Güncelleme Tarihi:
Kalp nakledildi
Canan, 1989’da bir gruba rehberlik yaparken Gümüldür’de teknelerinin batması sonucu ölüm tehlikesi atlattı. 10 yıl sonra kalp krizi geçiren Canan, Dokuz Eylül Üniversitesi Hastanesi’nde tedavi görüp iyileşti. Birkaç ay sonra nişanlısıyla ev bakmaya giderken trafik kazası geçiren Canan aynı hastaneye götürüldü, aort damarı yırtıldığı için ameliyat edildi. Ancak duran kalbi şokla çalıştırılan Canan taburcu olduğu hastaneye birkaç ay sonra kötüleşmiş döndü. Canan’ın kalbinin iflasa gittiği, nakli gerektiği bildirildi. Canan, 6 ay bağış kalp bekledi. Şans yüzüne güldü ve Mayıs 2000’de Canan’a 59 yaşında vefat eden Mustafa Tatlıcı’nın bağışlanan kalbi nakledildi. 12 yıl önce ikinci yaşama başlayan Serçe’nin kalbi 2008’de teklemeye başladı.
Bağırsaklar delik
Kalbi bloke oluyordu, pil takıldı. “Mustafa amcasının kalbi”ne çok iyi bakmaya, onu yaşatmaya söz veren Canan, sorunları çözülünce rahat bir nefes aldı. Ancak bu da uzun sürmedi, kullandığı ilaçlardan bağırsakları delindi.

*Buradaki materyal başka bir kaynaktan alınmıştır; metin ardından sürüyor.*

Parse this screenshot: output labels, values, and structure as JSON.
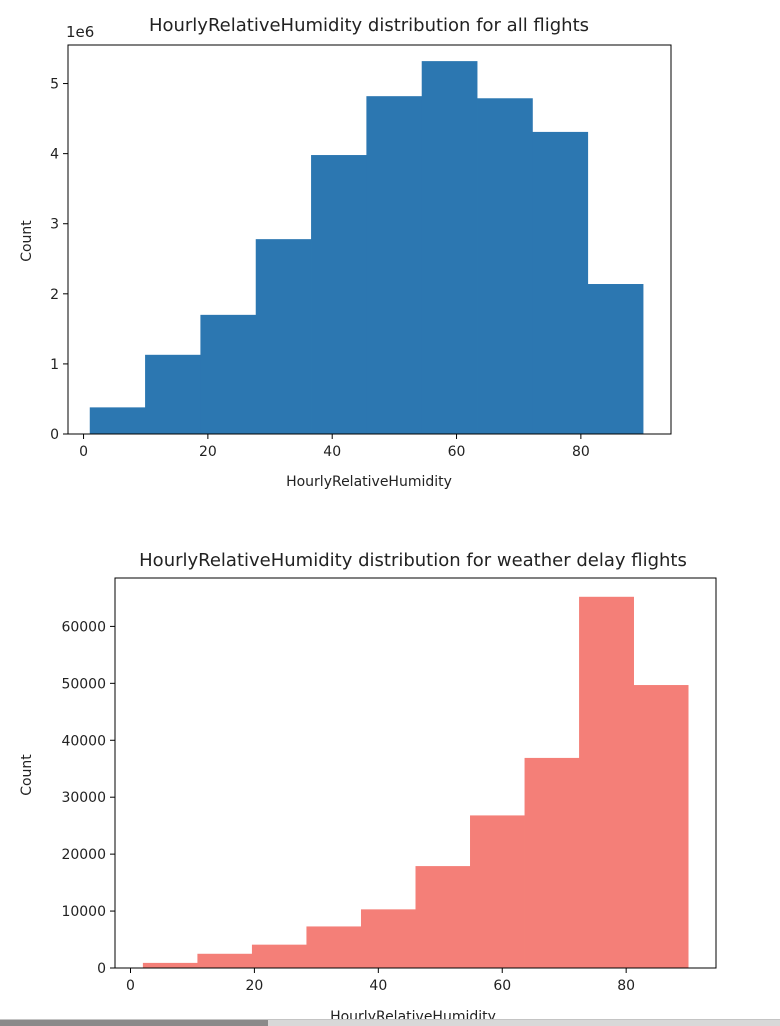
{
  "chart_data": [
    {
      "type": "bar",
      "title": "HourlyRelativeHumidity distribution for all flights",
      "xlabel": "HourlyRelativeHumidity",
      "ylabel": "Count",
      "offset_text": "1e6",
      "xlim": [
        -2.5,
        94.5
      ],
      "ylim": [
        0,
        5.55
      ],
      "xticks": [
        0,
        20,
        40,
        60,
        80
      ],
      "yticks": [
        0,
        1,
        2,
        3,
        4,
        5
      ],
      "bin_edges": [
        1,
        9.9,
        18.8,
        27.7,
        36.6,
        45.5,
        54.4,
        63.3,
        72.2,
        81.1,
        90
      ],
      "values": [
        0.38,
        1.13,
        1.7,
        2.78,
        3.98,
        4.82,
        5.32,
        4.79,
        4.31,
        2.14
      ],
      "color": "#2c77b1",
      "grid": false
    },
    {
      "type": "bar",
      "title": "HourlyRelativeHumidity distribution for weather delay flights",
      "xlabel": "HourlyRelativeHumidity",
      "ylabel": "Count",
      "xlim": [
        -2.5,
        94.5
      ],
      "ylim": [
        0,
        68500
      ],
      "xticks": [
        0,
        20,
        40,
        60,
        80
      ],
      "yticks": [
        0,
        10000,
        20000,
        30000,
        40000,
        50000,
        60000
      ],
      "bin_edges": [
        2,
        10.8,
        19.6,
        28.4,
        37.2,
        46,
        54.8,
        63.6,
        72.4,
        81.2,
        90
      ],
      "values": [
        900,
        2500,
        4100,
        7300,
        10300,
        17900,
        26800,
        36900,
        65200,
        49700
      ],
      "color": "#f47f78",
      "grid": false
    }
  ]
}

Ameliyat olup bağırsaklarının dışarı alınmasının yaşamının en kötü günleri olduğunu belirten Canan, şunları söyledi:
“Şaka gibi ama bu dönemde lenfoma olduğum ortaya çıktı. Kemoterapi başladı. Öncekileri olduğu gibi, bunu da yenecektim, yaşayacaktım. Benim Azrail’im sakar herhalde, defalarca ölümden döndüm. Ben her türlü hastalığı alt edeceğime inanıyorum. Sadece elimi ayağımı kaybetmekten, özgürlüğümün kısıtlanmasından korkarım.
Sevgi çok önemli
Bana göre hastalıkla mücadelede sevgi, inanç ve pozitif düşünce çok önemli. Ben herkesi seviyorum, karşılığı da sevgi oluyor. Dertlerimden kurtulacağıma olan inancımı hiç kaybetmedim. Bağırsağım delinmese lenf kanseri olduğumu bilemeyecektik. Bunu öğrendik, çok acı çektim ama geç kalmadım. Ben her işte bir hayır vardır, derim ama insanlar negatif düşünme konusunda usta olmuş, sürekli panik halindeyiz. O nedenle yaşadıklarımı hastalarla, yakınlarıyla paylaşmak, onlara iyileşecekleri konusunda moral, cesaret vermek istiyorum. Hayatım roman, derler ya ben bu hayatın romanını yazmaya başladım. İnsanlar organ naklinin önemini başlarına gelmeyince anlamıyor. Benim kalp beklediğim dönemde yalnız değildim, 8-9 kişiydik. Maalesef sadece ben nakil olabildim.
Yaşamla dalga geçmek
Oysa bir bağışla 4-5 kişinin hayatı kurtulabiliyor. Eğer yaşama şansımız varsa bu şansın ne olduğunu insanlara bu kitabımla anlatmak istiyorum. Yıllardır haftada, iki haftada bir hastaneye gidiyor, nakil olacak hastalarla görüşüyorum. Onların yaşadığı korkuları biliyorum. Ben kalp nakli öncesi ve sonrası nasıl bir hayatım olacağını bilmiyordum. Deneyimli bir hasta olarak onlara gerçeği kabullenmelerini ve hayatla dalga geçmeleri gerektiğini anlatıyorum.”